A lei de Moore é a observação, feita pelo cofundador da Intel, Gordon Moore, em 1965, de que o número de transistores em um circuito integrado dobra aproximadamente a cada dois anos, uma regra prática que se manteve com notável consistência por mais de quatro décadas e se tornou uma abreviação geral para o crescimento exponencial do poder computacional. Em inteligência artificial, a "lei de Moore" é frequentemente invocada de forma vaga para descrever uma tendência relacionada, mas distinta: o rápido crescimento do poder computacional aplicado ao treinamento e à execução de modelos de IA, que por vezes avançou ainda mais rápido do que o escalonamento clássico de transistores.
A lei de Moore tradicional de densidade de transistores começou a desacelerar significativamente na década de 2010, à medida que os fabricantes de chips se aproximavam dos limites físicos da miniaturização, levando a indústria de semicondutores a depender mais de arquiteturas especializadas, empilhamento de chips e dies maiores, em vez de ganhos puros de densidade.

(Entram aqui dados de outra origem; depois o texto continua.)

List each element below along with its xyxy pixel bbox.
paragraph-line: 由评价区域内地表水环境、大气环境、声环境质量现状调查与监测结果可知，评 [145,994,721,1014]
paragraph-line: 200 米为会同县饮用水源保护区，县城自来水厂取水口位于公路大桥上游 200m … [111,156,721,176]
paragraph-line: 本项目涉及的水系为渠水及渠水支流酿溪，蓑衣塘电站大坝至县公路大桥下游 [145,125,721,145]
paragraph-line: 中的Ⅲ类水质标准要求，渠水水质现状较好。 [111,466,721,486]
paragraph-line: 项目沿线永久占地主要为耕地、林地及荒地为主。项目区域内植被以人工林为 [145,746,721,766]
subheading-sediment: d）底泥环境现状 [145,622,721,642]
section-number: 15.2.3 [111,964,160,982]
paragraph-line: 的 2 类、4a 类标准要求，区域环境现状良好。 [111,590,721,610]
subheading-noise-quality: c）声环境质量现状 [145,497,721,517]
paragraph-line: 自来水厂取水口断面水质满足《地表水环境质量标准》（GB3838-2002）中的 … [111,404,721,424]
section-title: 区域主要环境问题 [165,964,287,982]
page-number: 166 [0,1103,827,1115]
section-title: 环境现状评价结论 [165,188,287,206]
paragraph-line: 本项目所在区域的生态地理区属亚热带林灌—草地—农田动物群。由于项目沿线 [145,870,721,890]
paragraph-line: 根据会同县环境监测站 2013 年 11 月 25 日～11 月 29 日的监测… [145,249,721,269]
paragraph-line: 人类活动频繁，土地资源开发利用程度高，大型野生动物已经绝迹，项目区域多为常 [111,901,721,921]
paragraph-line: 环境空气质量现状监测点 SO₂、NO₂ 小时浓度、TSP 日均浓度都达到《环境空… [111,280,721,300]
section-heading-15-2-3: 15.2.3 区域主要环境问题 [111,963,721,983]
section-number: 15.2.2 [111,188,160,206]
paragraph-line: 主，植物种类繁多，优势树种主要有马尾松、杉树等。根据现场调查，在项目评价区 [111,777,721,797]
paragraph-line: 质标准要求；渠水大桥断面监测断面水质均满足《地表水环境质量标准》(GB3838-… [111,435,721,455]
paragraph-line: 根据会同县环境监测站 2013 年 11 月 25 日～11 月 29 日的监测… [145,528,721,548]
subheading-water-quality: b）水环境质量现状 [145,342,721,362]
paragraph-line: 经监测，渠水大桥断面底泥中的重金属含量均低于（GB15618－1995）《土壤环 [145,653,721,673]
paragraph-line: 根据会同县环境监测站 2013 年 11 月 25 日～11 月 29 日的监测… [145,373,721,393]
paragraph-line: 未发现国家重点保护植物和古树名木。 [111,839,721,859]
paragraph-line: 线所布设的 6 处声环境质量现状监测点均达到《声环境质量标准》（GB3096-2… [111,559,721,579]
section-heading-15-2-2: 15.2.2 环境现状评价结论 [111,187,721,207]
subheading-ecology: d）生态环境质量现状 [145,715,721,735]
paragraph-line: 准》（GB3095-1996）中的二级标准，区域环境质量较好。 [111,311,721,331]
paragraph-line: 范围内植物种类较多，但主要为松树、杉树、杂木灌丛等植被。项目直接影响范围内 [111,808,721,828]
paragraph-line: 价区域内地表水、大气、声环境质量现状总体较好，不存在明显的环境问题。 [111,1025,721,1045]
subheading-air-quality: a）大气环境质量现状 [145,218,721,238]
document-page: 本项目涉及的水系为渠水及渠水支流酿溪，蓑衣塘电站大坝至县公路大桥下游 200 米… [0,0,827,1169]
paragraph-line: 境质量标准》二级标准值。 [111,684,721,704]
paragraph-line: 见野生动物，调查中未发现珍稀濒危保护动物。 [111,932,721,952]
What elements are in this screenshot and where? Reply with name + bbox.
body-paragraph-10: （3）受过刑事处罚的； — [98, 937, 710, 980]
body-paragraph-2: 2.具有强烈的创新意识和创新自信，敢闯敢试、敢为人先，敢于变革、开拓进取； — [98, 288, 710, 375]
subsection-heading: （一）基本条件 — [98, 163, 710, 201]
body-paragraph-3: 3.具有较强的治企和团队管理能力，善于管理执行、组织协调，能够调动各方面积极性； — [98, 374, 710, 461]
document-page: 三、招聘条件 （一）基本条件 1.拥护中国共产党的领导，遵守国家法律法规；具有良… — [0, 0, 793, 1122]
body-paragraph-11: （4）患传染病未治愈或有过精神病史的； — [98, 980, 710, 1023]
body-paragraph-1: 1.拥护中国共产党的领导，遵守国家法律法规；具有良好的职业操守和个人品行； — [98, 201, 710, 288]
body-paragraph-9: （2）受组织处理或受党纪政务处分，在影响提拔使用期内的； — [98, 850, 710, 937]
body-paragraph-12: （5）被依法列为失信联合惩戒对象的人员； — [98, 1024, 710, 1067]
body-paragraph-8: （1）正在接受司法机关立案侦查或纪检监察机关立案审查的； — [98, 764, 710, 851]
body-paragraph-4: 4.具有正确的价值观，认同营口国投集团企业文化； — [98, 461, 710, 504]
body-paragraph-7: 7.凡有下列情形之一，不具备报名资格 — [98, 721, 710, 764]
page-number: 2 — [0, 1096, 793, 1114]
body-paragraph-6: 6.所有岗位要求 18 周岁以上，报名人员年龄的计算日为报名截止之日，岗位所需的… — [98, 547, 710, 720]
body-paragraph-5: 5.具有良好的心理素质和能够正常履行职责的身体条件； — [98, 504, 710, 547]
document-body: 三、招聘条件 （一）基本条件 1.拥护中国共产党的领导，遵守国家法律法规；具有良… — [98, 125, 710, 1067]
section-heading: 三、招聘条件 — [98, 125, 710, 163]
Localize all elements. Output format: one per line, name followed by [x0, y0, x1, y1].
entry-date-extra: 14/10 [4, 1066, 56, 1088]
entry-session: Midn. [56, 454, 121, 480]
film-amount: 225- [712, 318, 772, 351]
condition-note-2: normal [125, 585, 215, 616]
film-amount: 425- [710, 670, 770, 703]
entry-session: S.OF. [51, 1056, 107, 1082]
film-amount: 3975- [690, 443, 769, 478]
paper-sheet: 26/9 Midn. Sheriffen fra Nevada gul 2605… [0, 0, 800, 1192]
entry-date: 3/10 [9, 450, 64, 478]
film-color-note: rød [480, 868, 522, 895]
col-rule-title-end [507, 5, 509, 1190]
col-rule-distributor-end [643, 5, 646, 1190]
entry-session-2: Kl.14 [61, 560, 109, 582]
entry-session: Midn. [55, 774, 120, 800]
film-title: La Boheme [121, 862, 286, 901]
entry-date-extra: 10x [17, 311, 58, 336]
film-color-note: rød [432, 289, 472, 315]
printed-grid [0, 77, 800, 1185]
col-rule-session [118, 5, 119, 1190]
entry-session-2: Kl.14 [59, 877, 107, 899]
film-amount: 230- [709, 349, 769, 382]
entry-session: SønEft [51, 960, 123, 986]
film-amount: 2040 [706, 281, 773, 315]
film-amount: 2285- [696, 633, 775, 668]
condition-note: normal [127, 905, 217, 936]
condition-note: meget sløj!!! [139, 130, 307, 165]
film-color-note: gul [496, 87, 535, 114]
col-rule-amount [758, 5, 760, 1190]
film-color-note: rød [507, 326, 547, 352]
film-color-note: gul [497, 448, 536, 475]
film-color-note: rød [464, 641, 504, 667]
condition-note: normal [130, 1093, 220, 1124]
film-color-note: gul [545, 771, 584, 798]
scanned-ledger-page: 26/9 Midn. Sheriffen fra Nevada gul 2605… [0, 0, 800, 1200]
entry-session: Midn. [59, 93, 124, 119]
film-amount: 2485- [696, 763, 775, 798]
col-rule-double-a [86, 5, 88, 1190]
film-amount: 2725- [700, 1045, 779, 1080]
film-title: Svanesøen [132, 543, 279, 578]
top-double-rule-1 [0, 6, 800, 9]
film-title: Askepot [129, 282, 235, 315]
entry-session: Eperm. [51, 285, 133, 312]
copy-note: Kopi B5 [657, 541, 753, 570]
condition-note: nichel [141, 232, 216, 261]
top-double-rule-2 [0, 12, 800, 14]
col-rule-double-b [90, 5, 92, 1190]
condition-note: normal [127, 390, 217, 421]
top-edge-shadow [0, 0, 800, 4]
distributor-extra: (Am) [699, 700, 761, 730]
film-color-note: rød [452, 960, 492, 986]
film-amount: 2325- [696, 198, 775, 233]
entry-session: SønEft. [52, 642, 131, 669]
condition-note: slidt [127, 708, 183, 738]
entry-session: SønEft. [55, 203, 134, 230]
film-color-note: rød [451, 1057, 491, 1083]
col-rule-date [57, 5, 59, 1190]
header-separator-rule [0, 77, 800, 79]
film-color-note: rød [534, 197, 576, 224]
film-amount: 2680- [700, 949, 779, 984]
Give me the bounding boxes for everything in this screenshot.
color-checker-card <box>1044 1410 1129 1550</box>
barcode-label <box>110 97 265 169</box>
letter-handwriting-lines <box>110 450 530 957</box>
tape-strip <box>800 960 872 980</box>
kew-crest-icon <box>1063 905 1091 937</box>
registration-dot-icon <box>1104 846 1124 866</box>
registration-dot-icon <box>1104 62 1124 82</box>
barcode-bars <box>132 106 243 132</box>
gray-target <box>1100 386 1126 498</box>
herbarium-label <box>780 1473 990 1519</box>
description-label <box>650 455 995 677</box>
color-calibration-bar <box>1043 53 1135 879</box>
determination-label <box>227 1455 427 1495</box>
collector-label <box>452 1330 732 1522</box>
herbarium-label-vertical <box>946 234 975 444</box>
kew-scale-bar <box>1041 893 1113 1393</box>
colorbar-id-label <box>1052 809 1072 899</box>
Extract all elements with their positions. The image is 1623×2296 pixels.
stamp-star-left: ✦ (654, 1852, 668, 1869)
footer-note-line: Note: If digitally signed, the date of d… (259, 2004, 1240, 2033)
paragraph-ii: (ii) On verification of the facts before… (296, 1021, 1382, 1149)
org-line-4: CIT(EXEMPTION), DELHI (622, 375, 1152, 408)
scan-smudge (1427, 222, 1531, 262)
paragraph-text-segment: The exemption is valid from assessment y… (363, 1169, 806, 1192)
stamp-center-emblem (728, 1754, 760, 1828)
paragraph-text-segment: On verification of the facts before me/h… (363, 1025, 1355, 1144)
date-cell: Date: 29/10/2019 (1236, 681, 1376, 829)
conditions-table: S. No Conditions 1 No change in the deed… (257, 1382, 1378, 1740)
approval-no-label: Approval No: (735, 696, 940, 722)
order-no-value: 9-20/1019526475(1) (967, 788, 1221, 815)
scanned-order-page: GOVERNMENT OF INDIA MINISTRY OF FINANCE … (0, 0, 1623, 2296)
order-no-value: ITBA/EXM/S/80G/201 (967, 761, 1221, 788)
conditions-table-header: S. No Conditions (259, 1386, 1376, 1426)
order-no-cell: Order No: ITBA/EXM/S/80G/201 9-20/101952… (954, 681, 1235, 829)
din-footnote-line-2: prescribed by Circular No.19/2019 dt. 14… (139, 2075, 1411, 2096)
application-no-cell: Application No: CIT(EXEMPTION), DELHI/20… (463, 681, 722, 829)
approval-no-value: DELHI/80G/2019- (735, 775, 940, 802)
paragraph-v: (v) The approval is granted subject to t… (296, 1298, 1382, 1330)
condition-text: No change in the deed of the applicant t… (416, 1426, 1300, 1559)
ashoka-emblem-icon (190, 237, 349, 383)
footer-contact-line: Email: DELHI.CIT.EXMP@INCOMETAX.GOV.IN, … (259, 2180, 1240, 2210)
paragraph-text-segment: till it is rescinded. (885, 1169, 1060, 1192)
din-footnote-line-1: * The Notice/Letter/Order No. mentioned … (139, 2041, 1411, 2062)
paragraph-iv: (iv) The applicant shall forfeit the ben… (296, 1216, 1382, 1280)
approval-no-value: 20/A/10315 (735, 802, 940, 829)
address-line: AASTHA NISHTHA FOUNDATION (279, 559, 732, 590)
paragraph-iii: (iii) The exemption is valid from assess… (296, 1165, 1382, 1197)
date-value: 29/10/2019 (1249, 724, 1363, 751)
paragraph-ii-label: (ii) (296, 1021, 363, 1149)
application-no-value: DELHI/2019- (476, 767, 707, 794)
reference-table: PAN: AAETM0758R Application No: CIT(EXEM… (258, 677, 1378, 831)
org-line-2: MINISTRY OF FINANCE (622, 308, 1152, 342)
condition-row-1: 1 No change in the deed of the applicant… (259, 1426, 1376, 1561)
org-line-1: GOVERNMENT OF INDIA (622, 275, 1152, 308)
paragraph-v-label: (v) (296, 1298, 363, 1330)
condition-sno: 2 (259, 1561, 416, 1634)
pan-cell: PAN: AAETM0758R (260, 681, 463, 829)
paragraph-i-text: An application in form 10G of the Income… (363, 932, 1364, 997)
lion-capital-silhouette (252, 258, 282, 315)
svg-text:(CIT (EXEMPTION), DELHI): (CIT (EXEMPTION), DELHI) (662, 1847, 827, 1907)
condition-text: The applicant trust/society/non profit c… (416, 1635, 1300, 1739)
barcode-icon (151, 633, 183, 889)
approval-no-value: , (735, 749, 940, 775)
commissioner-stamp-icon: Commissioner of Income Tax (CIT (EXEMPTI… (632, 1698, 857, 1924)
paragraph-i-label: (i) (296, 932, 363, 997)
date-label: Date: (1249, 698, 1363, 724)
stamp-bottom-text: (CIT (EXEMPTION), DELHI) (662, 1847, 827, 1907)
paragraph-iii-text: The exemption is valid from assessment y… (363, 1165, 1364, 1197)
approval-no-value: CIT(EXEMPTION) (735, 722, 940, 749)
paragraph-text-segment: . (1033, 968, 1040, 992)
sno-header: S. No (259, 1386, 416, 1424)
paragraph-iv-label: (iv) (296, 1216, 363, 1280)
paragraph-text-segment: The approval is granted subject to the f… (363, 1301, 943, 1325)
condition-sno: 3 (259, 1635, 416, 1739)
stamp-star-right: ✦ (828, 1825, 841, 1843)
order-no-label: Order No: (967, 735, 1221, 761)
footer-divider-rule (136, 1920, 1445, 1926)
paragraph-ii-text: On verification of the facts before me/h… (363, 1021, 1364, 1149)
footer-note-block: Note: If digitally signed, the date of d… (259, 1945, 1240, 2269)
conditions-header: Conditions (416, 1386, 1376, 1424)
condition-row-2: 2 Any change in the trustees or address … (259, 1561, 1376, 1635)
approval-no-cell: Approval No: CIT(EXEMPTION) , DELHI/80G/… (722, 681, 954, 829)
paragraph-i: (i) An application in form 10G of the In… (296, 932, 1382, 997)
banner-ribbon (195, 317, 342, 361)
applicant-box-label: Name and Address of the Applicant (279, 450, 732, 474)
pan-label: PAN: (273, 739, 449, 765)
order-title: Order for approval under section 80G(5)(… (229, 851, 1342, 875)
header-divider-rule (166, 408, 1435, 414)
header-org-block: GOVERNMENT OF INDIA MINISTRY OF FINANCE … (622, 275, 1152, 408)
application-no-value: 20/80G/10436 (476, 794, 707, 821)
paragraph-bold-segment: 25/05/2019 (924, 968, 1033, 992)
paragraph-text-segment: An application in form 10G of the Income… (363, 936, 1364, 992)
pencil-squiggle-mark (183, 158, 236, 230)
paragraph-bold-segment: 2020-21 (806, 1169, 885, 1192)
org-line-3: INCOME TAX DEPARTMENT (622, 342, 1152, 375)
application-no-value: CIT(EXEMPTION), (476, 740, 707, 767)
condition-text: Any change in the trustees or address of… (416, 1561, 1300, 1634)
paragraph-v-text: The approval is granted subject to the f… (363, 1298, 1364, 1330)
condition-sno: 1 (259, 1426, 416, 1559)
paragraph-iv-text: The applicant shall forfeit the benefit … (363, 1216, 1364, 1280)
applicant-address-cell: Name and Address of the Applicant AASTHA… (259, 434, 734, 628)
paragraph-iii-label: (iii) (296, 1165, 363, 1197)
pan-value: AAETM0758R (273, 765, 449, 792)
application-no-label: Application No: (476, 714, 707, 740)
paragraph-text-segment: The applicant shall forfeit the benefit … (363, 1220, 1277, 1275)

Escalonamento computacional em IA
Uma análise amplamente citada de 2018 da OpenAI, "AI and Compute", descobriu que a quantidade de computação usada nos maiores treinamentos de IA havia dobrado aproximadamente a cada 3,4 meses entre 2012 e 2018, superando em muito a duplicação clássica de dois anos da lei de Moore, impulsionada pela crescente disposição dos pesquisadores em gastar em treinamentos maiores, e não apenas por melhorias nos chips. Esse crescimento computacional sustenta as leis de escalonamento empíricas que descrevem como o desempenho do modelo melhora de forma previsível à medida que parâmetros, dados e computação aumentam juntos.
Hardware por trás da curva
As GPUs de uso geral, originalmente construídas para renderização gráfica, tornaram-se o hardware dominante para treinamento de IA porque sua arquitetura paralela é adequada às multiplicações de matrizes no núcleo das redes neurais. A plataforma de software CUDA da Nvidia, lançada em 2006, deu-lhe uma vantagem duradoura quando o aprendizado profundo decolou após o resultado do AlexNet em 2012. Os aceleradores personalizados TPU do Google, implantados pela primeira vez em 2016, ofereceram um caminho alternativo otimizado especificamente para cargas de trabalho de redes neurais e foram usados para treinar modelos como o Gemini. O CEO da Nvidia, Jensen Huang, argumentou que os ganhos combinados de hardware e software na computação de IA agora superam a lei de Moore histórica, uma afirmação central para a ascensão da Nvidia a uma das empresas mais valiosas do mundo em meados da década de 2020.
Limites e resistência
O aumento do consumo de energia, os custos de fabricação de chips e a construção de data centers tornaram-se restrições vinculantes distintas da própria densidade de transistores. Eventos como o choque DeepSeek de janeiro de 2025, no qual um modelo competitivo foi supostamente treinado de forma muito mais barata do que se supunha, renovaram o debate sobre se o escalonamento bruto de computação é o único caminho para uma IA melhor, com técnicas como mistura de especialistas e quantização oferecidas como formas de extrair mais capacidade por unidade de computação, em vez de simplesmente gastar mais computação.